We sold our honking great house and moved to a largish condo a few years back. So far, it's been great. Lock up and leave, no worries about the grass growing, etc. Our car also sits parked most of the time because we walk, bike or take TTC -- we did have two cars and sold one. We still keep one because we often travel so it's worth having at this point.

What I do find, though, is that a lot of people like us like the lifestyle but have a hard time adjusting to the community living/rules that go along with condos. What do you mean, I can't just change the lock on my door? What do you mean, I can't put decorative flower urns in the hallways? I never use the gym, why should I pay for it? And so on and so on.

It's not for everyone, that's for sure, but it works for us.
 
What I do find, though, is that a lot of people like us like the lifestyle but have a hard time adjusting to the community living/rules that go along with condos. What do you mean, I can't just change the lock on my door? What do you mean, I can't put decorative flower urns in the hallways? I never use the gym, why should I pay for it? And so on and so on.

It's not for everyone, that's for sure, but it works for us.

^^LOL^^

What do you mean I can't install a new floor on a weekend? That's when my handy student son is available.

Why is the pool so warm? Why is it so cold?

How come the super can't come to fix my blocked toilet?
 
Why doesn't the condo corp pay for the shower door I broke? Why can't I park my second car in visitor parking?

I'm in Florida from November til April. I can't move my car because of that repair in the parking garage.

Why can't I stash all my old filing cabinets, baby furniture and winter tires in my parking spot?

Why can't you replace the boiler on a day when I am out of town and don't need hot water?

I was out when that thunderstorm hit and water came in through my open window. My laminate floor bubbled up (or something) and I expect the corporation to compensate me.
 
It would be great but ...

You are hoping for maintenance fees, based on your desired square footage, of $0.40/sf, give or take, which is significantly lower than what I believe to be the city average of approximately $0.60/sf (again, give or take) for older buildings. Don't forget, it's not just age of a building that's a factor but also square footage of the unit, plus the number of units to share the costs of repairs. So I don't see your hopes as being realistic.
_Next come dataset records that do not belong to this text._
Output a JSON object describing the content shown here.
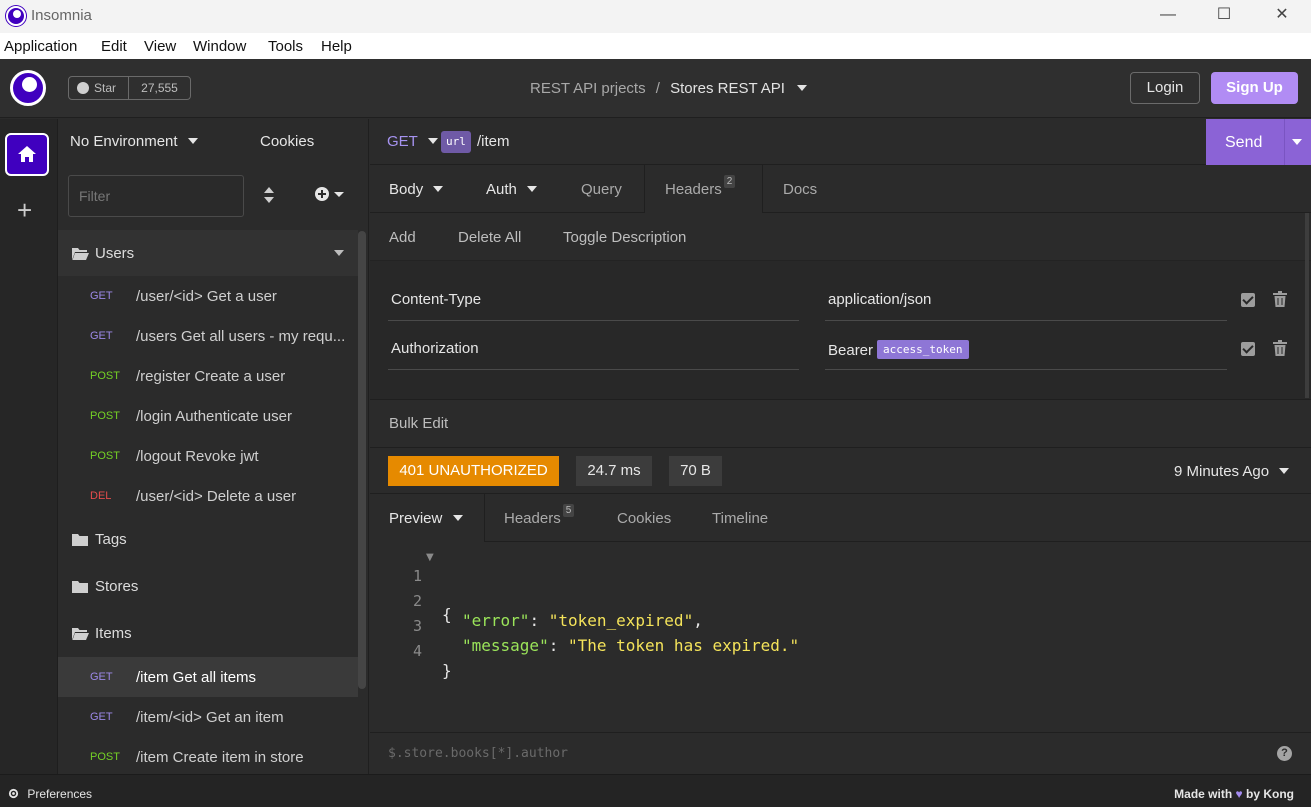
{
  "window": {
    "title": "Insomnia",
    "controls": {
      "minimize": "—",
      "maximize": "☐",
      "close": "✕"
    }
  },
  "menu": [
    "Application",
    "Edit",
    "View",
    "Window",
    "Tools",
    "Help"
  ],
  "header": {
    "github_star": "Star",
    "star_count": "27,555",
    "project": "REST API prjects",
    "separator": "/",
    "collection": "Stores REST API",
    "login": "Login",
    "signup": "Sign Up"
  },
  "sidebar": {
    "environment": "No Environment",
    "cookies": "Cookies",
    "filter_placeholder": "Filter",
    "folders": [
      {
        "name": "Users",
        "open": true,
        "requests": [
          {
            "method": "GET",
            "label": "/user/<id> Get a user"
          },
          {
            "method": "GET",
            "label": "/users Get all users - my requ..."
          },
          {
            "method": "POST",
            "label": "/register Create a user"
          },
          {
            "method": "POST",
            "label": "/login Authenticate user"
          },
          {
            "method": "POST",
            "label": "/logout Revoke jwt"
          },
          {
            "method": "DEL",
            "label": "/user/<id> Delete a user"
          }
        ]
      },
      {
        "name": "Tags",
        "open": false
      },
      {
        "name": "Stores",
        "open": false
      },
      {
        "name": "Items",
        "open": true,
        "requests": [
          {
            "method": "GET",
            "label": "/item Get all items",
            "active": true
          },
          {
            "method": "GET",
            "label": "/item/<id> Get an item"
          },
          {
            "method": "POST",
            "label": "/item Create item in store"
          }
        ]
      }
    ]
  },
  "request": {
    "method": "GET",
    "url_tag": "url",
    "path": "/item",
    "send": "Send",
    "tabs": {
      "body": "Body",
      "auth": "Auth",
      "query": "Query",
      "headers": "Headers",
      "headers_count": "2",
      "docs": "Docs"
    },
    "header_actions": {
      "add": "Add",
      "delete_all": "Delete All",
      "toggle_description": "Toggle Description"
    },
    "headers": [
      {
        "name": "Content-Type",
        "value": "application/json"
      },
      {
        "name": "Authorization",
        "value": "Bearer",
        "token": "access_token"
      }
    ],
    "bulk_edit": "Bulk Edit"
  },
  "response": {
    "status": "401 UNAUTHORIZED",
    "time": "24.7 ms",
    "size": "70 B",
    "ago": "9 Minutes Ago",
    "tabs": {
      "preview": "Preview",
      "headers": "Headers",
      "headers_count": "5",
      "cookies": "Cookies",
      "timeline": "Timeline"
    },
    "body_lines": [
      {
        "n": "1",
        "open": "{"
      },
      {
        "n": "2",
        "key": "\"error\"",
        "colon": ": ",
        "value": "\"token_expired\"",
        "tail": ","
      },
      {
        "n": "3",
        "key": "\"message\"",
        "colon": ": ",
        "value": "\"The token has expired.\"",
        "tail": ""
      },
      {
        "n": "4",
        "close": "}"
      }
    ],
    "jsonpath_placeholder": "$.store.books[*].author",
    "help": "?"
  },
  "footer": {
    "preferences": "Preferences",
    "made_with": "Made with",
    "by": "by Kong"
  },
  "colors": {
    "accent": "#4000bf",
    "send": "#8b63d6",
    "signup": "#b18cf4",
    "status_401": "#e68a00",
    "get": "#9c88e7",
    "post": "#74d126",
    "del": "#e44c4c"
  }
}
We have three bedrooms, all with double and/or walk-in closets, two baths, eat-in kitchen, laundry closet, linen closet. coat closet, walk-in utility closet plus basement storage locker. Lots of storage, lots of space. They don't build them like this anymore, and certainly not in a location with a walk score of 90 and a transit score near 100. We do not hear our neighbours, unless they are renovating.

Our maintenance fees are $0.65/sf which includes a whole bunch of amenities -- an indoor pool and sauna, well-equipped gym, party room, parking, visitor parking, digital cable plus two boxes, 24/7 security plus hydro (for heat as well.)

We are not metered and it would make absolutely no sense to meter as we pay bulk rates as opposed to ordinary household rates, plus we mitigate all the other BS costs hydro tacks on to household bills. We have looked at this many times and the conclusion is always the same. So what we're aiming for is moving to LED as fast as we can in common areas, educating residents and, as the older folks move out, the newer ones come in with better appliances and more savvy about energy-saving. It also helps that we have an extremely low renter-to-owner ratio which means people are more conscientious of costs.

Yes, we are undergoing a period of many major repairs, as any homeowner comes to expect after a certain number of years. There is no free ride, even in condos. Our rates will increase slightly and we are planning a very modest special assessment.

But this is the reality of owning a house as well. You can't say, oh well, the foundation is leaking (for example) but I will put it off until I can afford it. You deal with it before the walls collapse.

Very informative and useful post, even if it crushed my hopes...lol. Thanks!